Die ärmlichen Bedingungen in "Bet-lehem", wörtlich: dem "Haus des Brotes" wurden von den Kirchenvätern immer schon als eine Anspielung auf die Hingabe Christi im eucharistischen Brot des Altares verstanden. Papst Benedikt XVI sagte den Jugendlichen anläßlich des Weltjugendtages 2005 in Köln: "In der bescheidenen Grotte von Bethlehem liegt auf ein wenig Stroh das "Weizenkorn", das sterbend "reiche Frucht" bringen wird (vgl. Joh 12,24)  [...] Wenn wir gläubig den Weg des Erlösers von der Armut der Krippe bis zur Verlassenheit am Kreuz an uns vorüberziehen lassen, so verstehen wir besser das Mysterium seiner Liebe, die die Menschheit erlöst. Das Kind, von Maria sanft in die Krippe gebettet, ist der Gott-Mensch, den wir an das Kreuz genagelt sehen werden. Derselbe Erlöser ist im Sakrament der Eucharistie gegenwärtig. Im Stall von Bethlehem hat er sich in der armen Gestalt eines Neugeborenen von Maria, Josef und den Hirten anbeten lassen; in der konsekrierten Hostie beten wir ihn an, der im Fleisch, im Blut, in der Seele und der Gottheit sakramental gegenwärtig ist; und er bringt sich uns dar als Speise des ewigen Lebens."
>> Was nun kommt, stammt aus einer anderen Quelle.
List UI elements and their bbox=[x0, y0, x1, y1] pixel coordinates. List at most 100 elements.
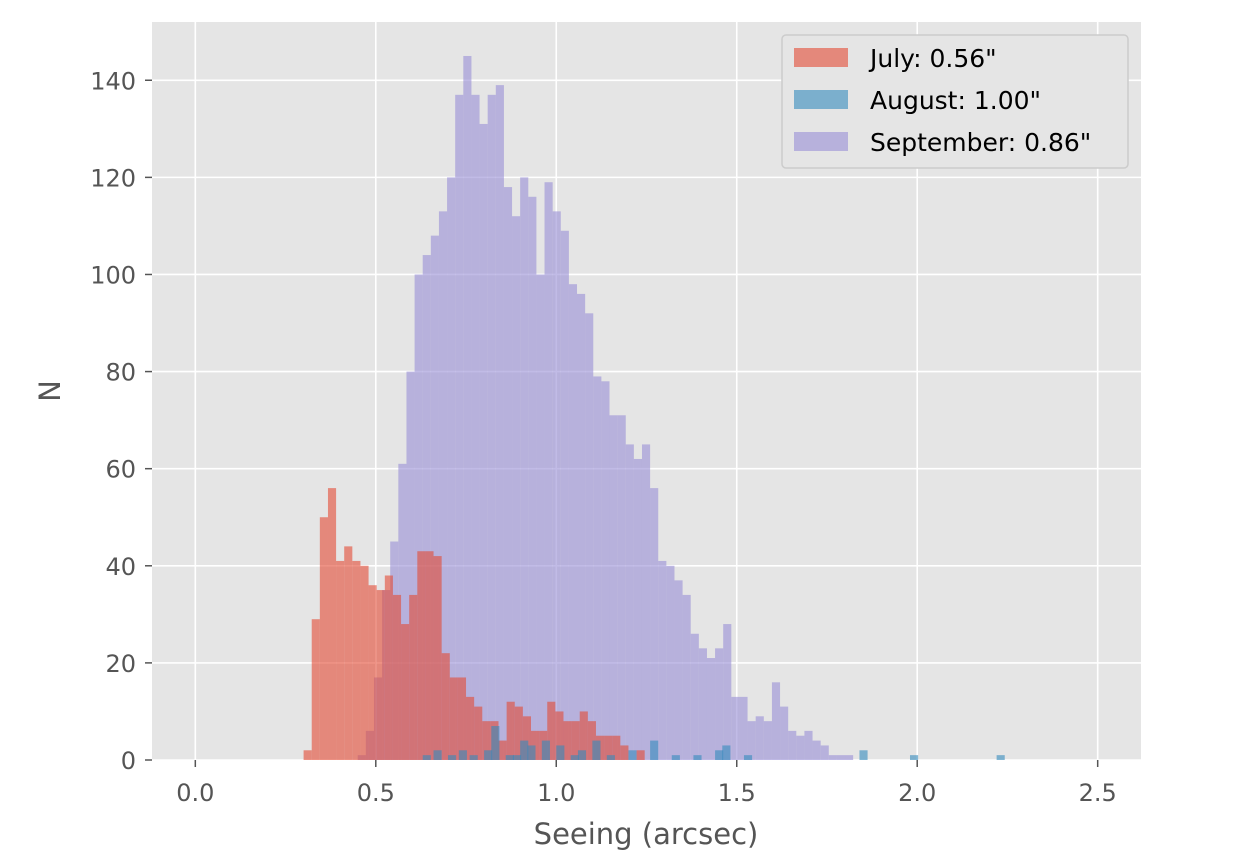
histogram-bar-july bbox=[555, 711, 564, 760]
histogram-bar-july bbox=[311, 619, 320, 760]
histogram-bar-august bbox=[859, 750, 868, 760]
histogram-bar-september bbox=[503, 187, 513, 760]
histogram-bar-august bbox=[541, 740, 550, 760]
histogram-bar-september bbox=[633, 458, 642, 760]
histogram-bar-july bbox=[449, 677, 458, 760]
legend-box bbox=[781, 34, 1129, 169]
histogram-bar-july bbox=[474, 706, 483, 760]
histogram-bar-july bbox=[620, 745, 629, 760]
histogram-bar-september bbox=[536, 274, 545, 760]
histogram-bar-july bbox=[401, 624, 410, 760]
histogram-bar-july bbox=[441, 653, 450, 760]
x-tick-label: 1.5 bbox=[718, 779, 756, 807]
histogram-bar-july bbox=[336, 560, 345, 760]
histogram-bar-august bbox=[606, 755, 615, 760]
histogram-bar-september bbox=[625, 444, 634, 760]
histogram-bar-september bbox=[820, 745, 829, 760]
histogram-bar-september bbox=[577, 293, 586, 760]
x-tick-label: 2.0 bbox=[898, 779, 936, 807]
histogram-bar-august bbox=[458, 750, 467, 760]
histogram-bar-august bbox=[693, 755, 702, 760]
histogram-bar-september bbox=[812, 740, 821, 760]
histogram-bar-august bbox=[909, 755, 919, 760]
histogram-bar-july bbox=[433, 556, 442, 760]
legend-label-july: July: 0.56" bbox=[868, 44, 997, 73]
histogram-bar-september bbox=[780, 706, 789, 760]
histogram-bar-september bbox=[755, 716, 764, 760]
histogram-bar-september bbox=[552, 211, 561, 760]
histogram-bar-september bbox=[836, 755, 846, 760]
histogram-bar-august bbox=[422, 755, 431, 760]
histogram-bar-september bbox=[471, 94, 480, 760]
histogram-bar-july bbox=[457, 677, 467, 760]
histogram-bar-july bbox=[506, 701, 515, 760]
histogram-bar-september bbox=[682, 594, 691, 760]
histogram-bar-september bbox=[723, 624, 732, 760]
histogram-bar-september bbox=[560, 230, 569, 761]
histogram-bar-september bbox=[666, 565, 675, 760]
y-tick-label: 60 bbox=[105, 456, 136, 484]
histogram-bar-september bbox=[447, 177, 456, 761]
legend-swatch-august bbox=[794, 90, 848, 109]
histogram-bar-september bbox=[487, 94, 496, 760]
histogram-bar-september bbox=[406, 371, 415, 760]
histogram-bar-september bbox=[650, 488, 659, 760]
histogram-bar-august bbox=[484, 750, 493, 760]
histogram-bar-july bbox=[344, 546, 353, 760]
histogram-bar-july bbox=[319, 517, 328, 760]
y-tick-label: 40 bbox=[105, 553, 136, 581]
histogram-bar-july bbox=[352, 560, 361, 760]
histogram-bar-august bbox=[570, 755, 579, 760]
x-tick-label: 0.0 bbox=[176, 779, 214, 807]
histogram-bar-september bbox=[690, 633, 699, 760]
histogram-bar-july bbox=[563, 721, 572, 760]
histogram-bar-july bbox=[571, 721, 580, 760]
histogram-bar-september bbox=[520, 177, 529, 761]
histogram-bar-september bbox=[658, 560, 667, 760]
histogram-bar-august bbox=[556, 745, 565, 760]
histogram-bar-september bbox=[828, 755, 837, 760]
histogram-bar-august bbox=[520, 740, 529, 760]
y-tick-label: 0 bbox=[121, 747, 136, 775]
histogram-bar-september bbox=[479, 123, 488, 761]
histogram-bar-september bbox=[788, 730, 797, 760]
histogram-bar-july bbox=[587, 721, 596, 760]
legend: July: 0.56" August: 1.00" September: 0.8… bbox=[781, 34, 1129, 169]
histogram-bar-july bbox=[514, 706, 523, 760]
histogram-bar-july bbox=[384, 575, 393, 760]
histogram-bar-august bbox=[743, 755, 753, 760]
histogram-bar-september bbox=[771, 682, 781, 760]
histogram-bar-september bbox=[455, 94, 464, 760]
histogram-bar-september bbox=[528, 196, 537, 760]
histogram-bar-july bbox=[409, 594, 418, 760]
histogram-bar-august bbox=[512, 755, 522, 760]
histogram-bar-july bbox=[368, 585, 377, 760]
x-axis-title: Seeing (arcsec) bbox=[534, 817, 759, 851]
histogram-bar-september bbox=[706, 658, 716, 760]
histogram-bar-september bbox=[804, 730, 813, 760]
histogram-bar-september bbox=[715, 648, 724, 760]
histogram-bar-july bbox=[417, 551, 426, 760]
histogram-bar-august bbox=[592, 740, 601, 760]
histogram-bar-september bbox=[438, 211, 448, 760]
legend-swatch-september bbox=[794, 132, 848, 151]
histogram-bar-september bbox=[731, 696, 740, 760]
histogram-bar-september bbox=[463, 55, 472, 761]
histogram-bar-september bbox=[747, 721, 756, 760]
legend-swatch-july bbox=[794, 48, 848, 67]
histogram-bar-august bbox=[505, 755, 514, 760]
histogram-bar-september bbox=[845, 755, 854, 760]
histogram-bar-september bbox=[617, 415, 626, 760]
histogram-bar-september bbox=[495, 85, 504, 761]
histogram-bar-july bbox=[482, 721, 491, 760]
histogram-bar-september bbox=[512, 216, 521, 761]
y-axis-title: N bbox=[33, 380, 67, 402]
histogram-bar-september bbox=[609, 415, 618, 760]
y-tick-label: 20 bbox=[105, 650, 136, 678]
histogram-bar-september bbox=[698, 648, 707, 760]
histogram-bar-july bbox=[547, 701, 556, 760]
histogram-bar-september bbox=[398, 463, 407, 760]
histogram-bar-july bbox=[303, 750, 312, 760]
histogram-bar-september bbox=[674, 580, 683, 760]
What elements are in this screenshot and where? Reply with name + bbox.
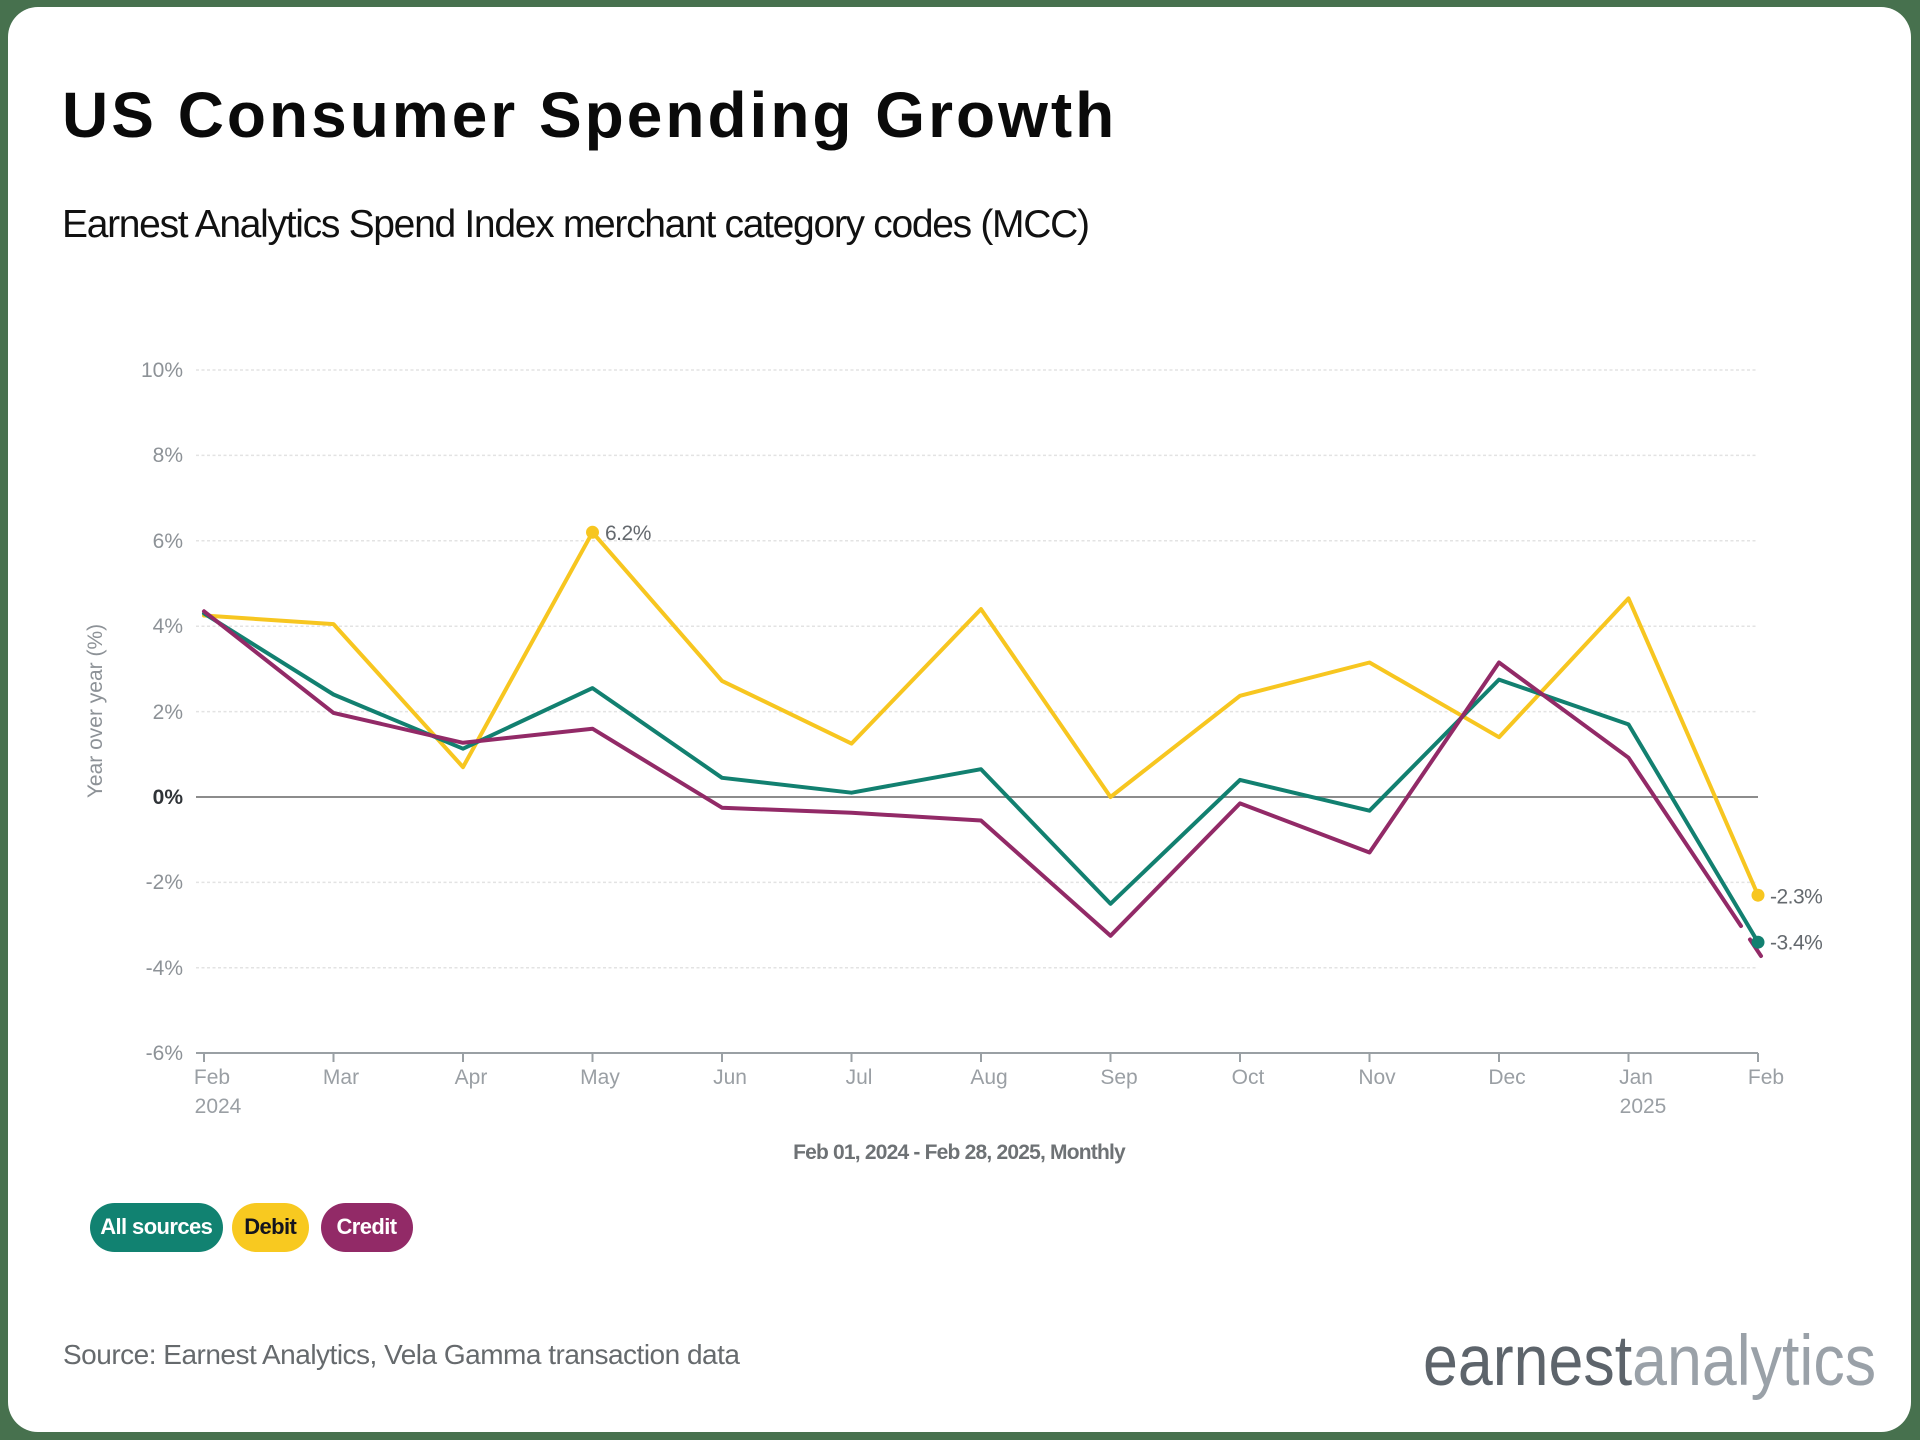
svg-text:Aug: Aug: [970, 1066, 1007, 1089]
svg-text:-6%: -6%: [146, 1042, 183, 1065]
svg-text:Year over year (%): Year over year (%): [84, 624, 107, 798]
svg-text:6.2%: 6.2%: [605, 522, 651, 545]
svg-text:Jul: Jul: [846, 1066, 873, 1089]
svg-text:Feb: Feb: [194, 1066, 230, 1089]
svg-text:-2.3%: -2.3%: [1770, 886, 1822, 909]
svg-text:Oct: Oct: [1232, 1066, 1265, 1089]
svg-text:2%: 2%: [153, 701, 183, 724]
svg-text:-4%: -4%: [146, 957, 183, 980]
svg-text:2024: 2024: [195, 1095, 242, 1118]
svg-text:4%: 4%: [153, 615, 183, 638]
svg-text:Apr: Apr: [455, 1066, 488, 1089]
svg-text:Jun: Jun: [713, 1066, 747, 1089]
svg-text:0%: 0%: [153, 786, 184, 809]
svg-text:-2%: -2%: [146, 871, 183, 894]
svg-text:Nov: Nov: [1358, 1066, 1396, 1089]
svg-text:Mar: Mar: [323, 1066, 359, 1089]
svg-text:-3.4%: -3.4%: [1770, 932, 1822, 955]
svg-text:Sep: Sep: [1100, 1066, 1137, 1089]
svg-text:Dec: Dec: [1488, 1066, 1525, 1089]
svg-text:8%: 8%: [153, 444, 183, 467]
svg-text:May: May: [580, 1066, 620, 1089]
svg-text:2025: 2025: [1620, 1095, 1667, 1118]
svg-text:6%: 6%: [153, 530, 183, 553]
svg-text:Feb 01, 2024 - Feb 28, 2025, M: Feb 01, 2024 - Feb 28, 2025, Monthly: [793, 1141, 1126, 1164]
svg-text:Feb: Feb: [1748, 1066, 1784, 1089]
svg-text:Jan: Jan: [1619, 1066, 1653, 1089]
svg-text:10%: 10%: [141, 359, 183, 382]
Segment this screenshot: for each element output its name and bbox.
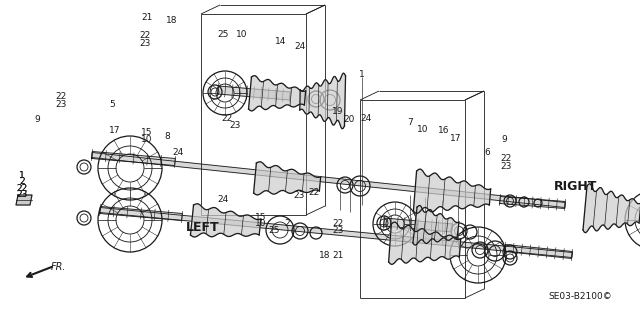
Text: 22: 22 xyxy=(308,188,319,197)
Text: LEFT: LEFT xyxy=(186,220,220,234)
Text: 22: 22 xyxy=(140,31,151,40)
Text: 15: 15 xyxy=(255,213,267,222)
Text: 25: 25 xyxy=(217,30,228,39)
Text: 23: 23 xyxy=(230,122,241,130)
Text: FR.: FR. xyxy=(51,262,67,272)
Polygon shape xyxy=(100,207,572,258)
Text: 23: 23 xyxy=(56,100,67,109)
Text: 20: 20 xyxy=(343,115,355,124)
Polygon shape xyxy=(253,162,321,195)
Text: 7: 7 xyxy=(407,118,412,127)
Polygon shape xyxy=(300,73,346,129)
Text: 1: 1 xyxy=(19,171,24,180)
Text: 19: 19 xyxy=(332,108,344,116)
Text: 18: 18 xyxy=(166,16,177,25)
Text: 23: 23 xyxy=(332,226,344,234)
Polygon shape xyxy=(92,151,175,165)
Text: 10: 10 xyxy=(255,220,267,228)
Text: 22: 22 xyxy=(332,220,344,228)
Text: 14: 14 xyxy=(275,38,286,46)
Text: 22: 22 xyxy=(16,184,28,193)
Text: 10: 10 xyxy=(417,125,428,133)
Text: 1: 1 xyxy=(19,171,24,180)
Text: 24: 24 xyxy=(217,195,228,203)
Text: 18: 18 xyxy=(319,251,331,259)
Text: 25: 25 xyxy=(268,226,280,234)
Text: 23: 23 xyxy=(140,39,151,48)
Polygon shape xyxy=(413,169,491,214)
Text: 23: 23 xyxy=(16,190,28,199)
Text: 24: 24 xyxy=(172,148,184,157)
Text: 15: 15 xyxy=(141,128,153,137)
Text: 17: 17 xyxy=(450,134,461,143)
Polygon shape xyxy=(248,76,306,111)
Text: 17: 17 xyxy=(109,126,121,135)
Text: 22: 22 xyxy=(16,184,28,193)
Text: 2: 2 xyxy=(19,178,24,186)
Text: 1: 1 xyxy=(359,70,364,79)
Text: 22: 22 xyxy=(221,114,233,123)
Polygon shape xyxy=(16,195,32,205)
Text: 23: 23 xyxy=(294,192,305,200)
Polygon shape xyxy=(218,86,291,100)
Text: 9: 9 xyxy=(502,136,507,144)
Polygon shape xyxy=(500,197,565,208)
Text: 23: 23 xyxy=(500,162,511,171)
Text: 21: 21 xyxy=(332,251,344,259)
Text: 8: 8 xyxy=(165,132,170,141)
Polygon shape xyxy=(191,204,261,237)
Polygon shape xyxy=(383,218,452,232)
Text: 10: 10 xyxy=(141,136,153,144)
Text: 5: 5 xyxy=(109,100,115,109)
Polygon shape xyxy=(388,222,461,264)
Text: 6: 6 xyxy=(485,148,490,157)
Text: 16: 16 xyxy=(438,126,449,135)
Text: 24: 24 xyxy=(294,42,305,51)
Text: 9: 9 xyxy=(35,115,40,124)
Text: 21: 21 xyxy=(141,13,153,21)
Text: SE03-B2100©: SE03-B2100© xyxy=(548,292,612,301)
Polygon shape xyxy=(504,244,572,258)
Polygon shape xyxy=(92,152,565,207)
Text: 2: 2 xyxy=(19,178,24,186)
Text: 22: 22 xyxy=(500,154,511,163)
Polygon shape xyxy=(100,207,182,220)
Text: 24: 24 xyxy=(360,114,372,123)
Polygon shape xyxy=(413,206,459,245)
Text: 2: 2 xyxy=(284,220,289,228)
Text: 22: 22 xyxy=(56,92,67,101)
Text: 23: 23 xyxy=(16,190,28,199)
Polygon shape xyxy=(583,184,640,233)
Text: RIGHT: RIGHT xyxy=(554,180,597,193)
Text: 10: 10 xyxy=(236,30,248,39)
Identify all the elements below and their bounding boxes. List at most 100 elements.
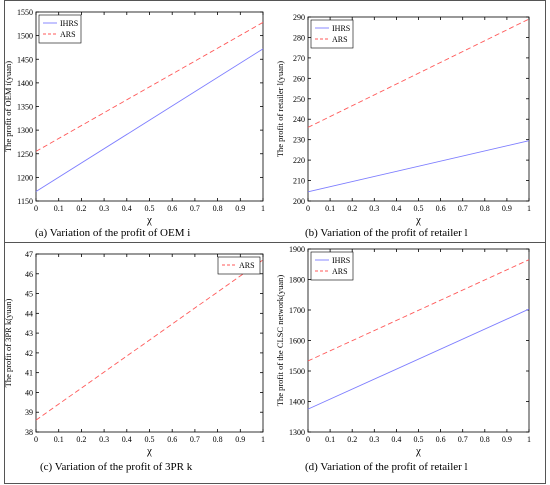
y-tick-label: 260 (293, 74, 305, 83)
y-tick-label: 41 (25, 369, 33, 378)
legend-label: IHRS (332, 256, 350, 265)
x-tick-label: 0.6 (436, 435, 446, 444)
x-tick-label: 0 (34, 435, 38, 444)
legend-label: IHRS (332, 24, 350, 33)
chart-panel: 0 0.1 0.2 0.3 0.4 0.5 0.6 0.7 0.8 0.9 1 1150 1200 125… (3, 8, 265, 226)
x-tick-label: 0.2 (347, 435, 357, 444)
x-tick-label: 0.5 (145, 204, 155, 213)
x-tick-label: 0.4 (122, 435, 132, 444)
series-line-ihrs (307, 308, 530, 410)
chart-panel: 0 0.1 0.2 0.3 0.4 0.5 0.6 0.7 0.8 0.9 1 38 39 40 41 42 4… (3, 250, 265, 457)
x-tick-label: 0.5 (414, 204, 424, 213)
y-tick-label: 40 (25, 388, 33, 397)
x-tick-label: 0.1 (54, 204, 64, 213)
caption-panel-b: (b) Variation of the profit of retailer … (305, 227, 468, 239)
series-line-ihrs (307, 140, 530, 193)
y-axis-label: The profit of retailer l(yuan) (275, 61, 285, 157)
series-line-ars (307, 18, 530, 128)
legend-box (38, 14, 82, 44)
x-tick-label: 0.6 (167, 204, 177, 213)
y-tick-label: 1450 (17, 55, 33, 64)
x-tick-label: 0.4 (122, 204, 132, 213)
y-tick-label: 200 (293, 197, 305, 206)
x-tick-label: 0.9 (235, 435, 245, 444)
series-line-ihrs (35, 48, 264, 192)
y-tick-label: 39 (25, 408, 33, 417)
y-tick-label: 1250 (17, 150, 33, 159)
y-tick-label: 42 (25, 349, 33, 358)
legend-label: ARS (332, 35, 348, 44)
x-tick-label: 0 (306, 204, 310, 213)
y-tick-label: 230 (293, 136, 305, 145)
y-tick-label: 38 (25, 428, 33, 437)
x-tick-label: 0.2 (347, 204, 357, 213)
x-tick-label: 0.3 (99, 435, 109, 444)
y-tick-label: 240 (293, 115, 305, 124)
x-tick-label: 0.3 (369, 204, 379, 213)
x-tick-label: 0.2 (76, 435, 86, 444)
x-tick-label: 0.1 (325, 435, 335, 444)
series-line-ars (307, 259, 530, 362)
y-tick-label: 44 (25, 309, 33, 318)
caption-panel-d: (d) Variation of the profit of retailer … (305, 461, 468, 473)
x-tick-label: 0.1 (325, 204, 335, 213)
legend-box (217, 256, 261, 275)
legend-label: IHRS (60, 19, 78, 28)
x-axis-label: χ (146, 214, 152, 226)
x-tick-label: 0.3 (99, 204, 109, 213)
legend-label: ARS (332, 267, 348, 276)
x-tick-label: 0.8 (213, 204, 223, 213)
y-tick-label: 1900 (289, 245, 305, 254)
legend-box (310, 251, 354, 281)
y-tick-label: 43 (25, 329, 33, 338)
x-tick-label: 0 (306, 435, 310, 444)
x-tick-label: 1 (527, 204, 531, 213)
y-tick-label: 46 (25, 270, 33, 279)
chart-panel: 0 0.1 0.2 0.3 0.4 0.5 0.6 0.7 0.8 0.9 1 200 210 220 23… (275, 13, 531, 226)
chart-panel: 0 0.1 0.2 0.3 0.4 0.5 0.6 0.7 0.8 0.9 1 1300 1400 150… (275, 245, 531, 457)
y-tick-label: 1300 (289, 428, 305, 437)
series-line-ars (35, 259, 264, 421)
x-tick-label: 0.6 (167, 435, 177, 444)
x-tick-label: 0.7 (190, 435, 200, 444)
y-tick-label: 1150 (17, 197, 33, 206)
x-tick-label: 0.5 (414, 435, 424, 444)
y-tick-label: 280 (293, 33, 305, 42)
y-tick-label: 47 (25, 250, 33, 259)
y-axis-label: The profit of the CLSC network(yuan) (275, 275, 285, 407)
y-tick-label: 1550 (17, 8, 33, 17)
y-tick-label: 1700 (289, 306, 305, 315)
y-tick-label: 270 (293, 54, 305, 63)
x-tick-label: 0.9 (502, 204, 512, 213)
x-tick-label: 0.8 (480, 435, 490, 444)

Ein Kunstwerk von Rosemarie Peter

Die Krippe ist ein Kunstwerk der Kölner Künstlerin Rosemarie Peter, welches sie am Anfang der 1980er Jahre schuf. Zahlreiche Krippen sind ihr Werk, z.B. die Figuren der Stadtkrippe auf dem Roncalli-Platz am Dom und die der Krippe in Köln-Heimersdorf.

 

Die Figuren der Krippe aus Groß Sankt Martin, alle zwischen 80 cm und einem Meter hoch, wirken wie aus schwerem Metall gegossen, sind jedoch aus Ton geformt. Die besondere Oberflächenbehandlung mittels eines speziellen Oxydationsprozesses verleht ihnen das Aussehen patinierter Bronze. Die Figuren zeichnen sich durch ihre Lebendigkeit und Innigkeit aus.